The highly contagious, vaccine-preventable disease inflames the liver and has seen rising outbreaks among men who have sex with men
A new study from Rutgers School of Public Health researchers underscores disparities in hepatitis A vaccination among men who have sex with men, particularly among racial and ethnic minority groups.
The study, published in the International Journal of STD & AIDS, is one of the first to examine vaccine uptake and medical mistrust as it relates to hepatitis A vaccination among men who have sex with men.
While most recover fully from hepatitis A, a vaccine-preventable and highly contagious infectious disease, outbreaks have increased in recent years among communities of men who have sex with men. The virus attacks liver cells and leads to inflammation, which can impact liver function.
The Centers for Disease Control and Prevention recommends routine hepatitis A vaccination for populations at higher risk of acquiring hepatitis A, including men who have sex with men. Despite these recommendations, the Rutgers study found that only 60% of their sample of 222 gay, bisexual and other identifying men who have sex with men were fully vaccinated.
Vaccination uptake rates varied based on age, race/ethnicity, and employment status. Additionally, the researchers found higher levels of medical mistrust among those who weren’t vaccinated against hepatitis A, and among Black, Hispanic and Latine individuals.

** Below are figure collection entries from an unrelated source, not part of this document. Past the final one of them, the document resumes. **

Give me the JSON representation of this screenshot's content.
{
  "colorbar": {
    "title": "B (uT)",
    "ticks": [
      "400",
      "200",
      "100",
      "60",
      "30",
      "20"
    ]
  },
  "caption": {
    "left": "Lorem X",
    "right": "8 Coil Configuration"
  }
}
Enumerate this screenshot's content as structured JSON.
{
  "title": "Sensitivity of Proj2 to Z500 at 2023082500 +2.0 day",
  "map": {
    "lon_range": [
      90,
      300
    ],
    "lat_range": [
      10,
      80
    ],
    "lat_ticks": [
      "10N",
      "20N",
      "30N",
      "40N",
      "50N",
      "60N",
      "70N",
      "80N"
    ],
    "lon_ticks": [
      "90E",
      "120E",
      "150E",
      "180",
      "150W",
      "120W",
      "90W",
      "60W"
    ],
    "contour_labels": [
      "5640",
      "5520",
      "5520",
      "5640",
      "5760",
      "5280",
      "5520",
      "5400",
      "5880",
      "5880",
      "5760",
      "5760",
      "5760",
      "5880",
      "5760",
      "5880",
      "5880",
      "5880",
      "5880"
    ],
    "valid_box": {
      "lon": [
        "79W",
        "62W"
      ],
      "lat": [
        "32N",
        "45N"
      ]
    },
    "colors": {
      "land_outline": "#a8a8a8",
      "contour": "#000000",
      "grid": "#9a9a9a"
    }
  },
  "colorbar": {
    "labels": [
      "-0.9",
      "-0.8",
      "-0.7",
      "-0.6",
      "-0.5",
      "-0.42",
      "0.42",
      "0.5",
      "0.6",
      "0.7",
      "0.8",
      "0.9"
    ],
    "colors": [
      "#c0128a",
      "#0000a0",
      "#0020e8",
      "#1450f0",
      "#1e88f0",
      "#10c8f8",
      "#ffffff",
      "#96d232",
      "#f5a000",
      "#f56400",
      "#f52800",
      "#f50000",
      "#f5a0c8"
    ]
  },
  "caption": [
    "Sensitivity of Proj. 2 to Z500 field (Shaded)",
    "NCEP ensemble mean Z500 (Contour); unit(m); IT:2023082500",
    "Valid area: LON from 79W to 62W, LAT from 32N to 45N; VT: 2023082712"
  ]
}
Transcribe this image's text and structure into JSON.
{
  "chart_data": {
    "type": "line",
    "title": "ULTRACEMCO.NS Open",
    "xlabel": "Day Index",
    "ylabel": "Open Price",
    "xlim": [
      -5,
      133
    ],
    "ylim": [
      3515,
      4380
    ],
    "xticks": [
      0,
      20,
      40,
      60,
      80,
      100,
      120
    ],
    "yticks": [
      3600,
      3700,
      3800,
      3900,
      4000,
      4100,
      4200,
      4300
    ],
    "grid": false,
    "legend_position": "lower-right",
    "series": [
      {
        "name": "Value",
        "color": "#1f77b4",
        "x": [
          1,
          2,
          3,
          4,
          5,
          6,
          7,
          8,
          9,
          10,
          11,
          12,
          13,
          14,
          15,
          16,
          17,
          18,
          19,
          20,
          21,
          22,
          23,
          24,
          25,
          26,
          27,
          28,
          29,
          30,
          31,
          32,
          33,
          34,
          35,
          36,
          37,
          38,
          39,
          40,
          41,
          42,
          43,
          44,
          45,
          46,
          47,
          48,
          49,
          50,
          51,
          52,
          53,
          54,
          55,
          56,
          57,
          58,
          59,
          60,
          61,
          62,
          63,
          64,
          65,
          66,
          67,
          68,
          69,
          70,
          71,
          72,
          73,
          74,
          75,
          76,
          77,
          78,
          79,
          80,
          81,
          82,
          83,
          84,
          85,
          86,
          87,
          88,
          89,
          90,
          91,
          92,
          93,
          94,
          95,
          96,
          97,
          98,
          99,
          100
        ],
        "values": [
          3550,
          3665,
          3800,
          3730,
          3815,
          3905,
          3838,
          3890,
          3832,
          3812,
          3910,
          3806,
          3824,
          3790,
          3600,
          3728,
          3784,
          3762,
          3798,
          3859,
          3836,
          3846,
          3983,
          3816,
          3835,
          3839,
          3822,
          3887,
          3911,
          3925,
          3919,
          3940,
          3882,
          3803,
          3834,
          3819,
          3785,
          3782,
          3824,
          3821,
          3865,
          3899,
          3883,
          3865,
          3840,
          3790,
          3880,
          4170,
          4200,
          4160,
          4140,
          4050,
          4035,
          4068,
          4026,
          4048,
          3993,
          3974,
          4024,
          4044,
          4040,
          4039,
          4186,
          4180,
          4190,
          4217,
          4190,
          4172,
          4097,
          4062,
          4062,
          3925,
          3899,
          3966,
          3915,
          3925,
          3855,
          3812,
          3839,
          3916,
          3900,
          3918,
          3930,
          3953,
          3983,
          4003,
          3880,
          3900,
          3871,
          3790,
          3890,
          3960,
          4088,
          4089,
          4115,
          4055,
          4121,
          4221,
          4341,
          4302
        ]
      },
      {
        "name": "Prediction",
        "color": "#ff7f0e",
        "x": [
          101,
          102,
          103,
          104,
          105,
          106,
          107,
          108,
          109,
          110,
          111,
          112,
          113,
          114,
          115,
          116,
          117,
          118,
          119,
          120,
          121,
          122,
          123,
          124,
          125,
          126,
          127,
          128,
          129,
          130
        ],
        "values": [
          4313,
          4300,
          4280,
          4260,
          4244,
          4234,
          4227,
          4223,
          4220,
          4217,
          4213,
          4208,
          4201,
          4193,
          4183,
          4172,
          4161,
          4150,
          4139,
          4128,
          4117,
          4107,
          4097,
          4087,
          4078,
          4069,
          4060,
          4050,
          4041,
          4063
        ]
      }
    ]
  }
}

“Despite public health recommendations, we see a significant gap in hepatitis A vaccination among men who have sex with men, particularly among those who are Black and multiracial,” said Tiffany Guo, lead study author and Rutgers School of Public Health doctoral student.

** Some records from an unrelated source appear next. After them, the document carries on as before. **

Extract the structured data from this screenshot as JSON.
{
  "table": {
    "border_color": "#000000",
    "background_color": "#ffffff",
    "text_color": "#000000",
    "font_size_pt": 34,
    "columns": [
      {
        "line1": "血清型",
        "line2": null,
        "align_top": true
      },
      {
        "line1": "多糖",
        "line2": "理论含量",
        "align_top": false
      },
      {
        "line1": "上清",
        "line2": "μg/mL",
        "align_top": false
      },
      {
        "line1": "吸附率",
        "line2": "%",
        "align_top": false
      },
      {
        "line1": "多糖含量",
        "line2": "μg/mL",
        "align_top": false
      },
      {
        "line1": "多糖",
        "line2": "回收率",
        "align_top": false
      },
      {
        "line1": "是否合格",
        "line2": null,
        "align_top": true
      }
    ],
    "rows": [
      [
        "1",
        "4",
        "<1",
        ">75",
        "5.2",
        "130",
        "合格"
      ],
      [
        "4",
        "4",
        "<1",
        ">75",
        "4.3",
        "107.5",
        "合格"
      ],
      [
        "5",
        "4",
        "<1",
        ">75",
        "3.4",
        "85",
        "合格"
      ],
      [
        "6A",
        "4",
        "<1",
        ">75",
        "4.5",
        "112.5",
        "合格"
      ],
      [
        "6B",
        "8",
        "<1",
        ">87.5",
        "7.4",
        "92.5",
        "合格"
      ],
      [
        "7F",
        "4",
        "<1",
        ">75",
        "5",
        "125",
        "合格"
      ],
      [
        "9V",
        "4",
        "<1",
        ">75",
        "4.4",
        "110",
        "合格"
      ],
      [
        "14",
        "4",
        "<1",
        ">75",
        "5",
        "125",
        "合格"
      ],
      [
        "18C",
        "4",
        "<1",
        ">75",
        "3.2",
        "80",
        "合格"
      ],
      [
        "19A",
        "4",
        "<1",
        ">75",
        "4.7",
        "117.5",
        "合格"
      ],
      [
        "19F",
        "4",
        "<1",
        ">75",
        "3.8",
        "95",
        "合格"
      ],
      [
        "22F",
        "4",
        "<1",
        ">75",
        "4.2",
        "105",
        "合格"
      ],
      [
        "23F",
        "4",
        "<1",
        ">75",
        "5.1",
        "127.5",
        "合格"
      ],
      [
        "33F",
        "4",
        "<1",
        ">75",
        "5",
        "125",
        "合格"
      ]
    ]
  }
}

The researchers also found the most common reason that study participants cited for not being vaccinated included believing the vaccine was unnecessary and lacking the knowledge about its availability.
“Our findings highlight the need for targeted intervention strategies that address both vaccine accessibility and medical mistrust,” said Kristen Krause, an assistant professor at the Rutgers School of Public Health and deputy director of the Center for Health, Identity, Behavior and Prevention Studies.
Krause added that the work was done as part of a larger study, the QVax study, in which researchers sought to understand vaccine uptake among several different vaccine-preventable diseases, including COVID-19, human papillomavirus, hepatitis A and B, RSV, meningitis B and seasonal influenza in LGBTQ+ adults in New Jersey and New York.
The researchers said the disparities highlighted in the study point to broader systemic health care issues around access and trust.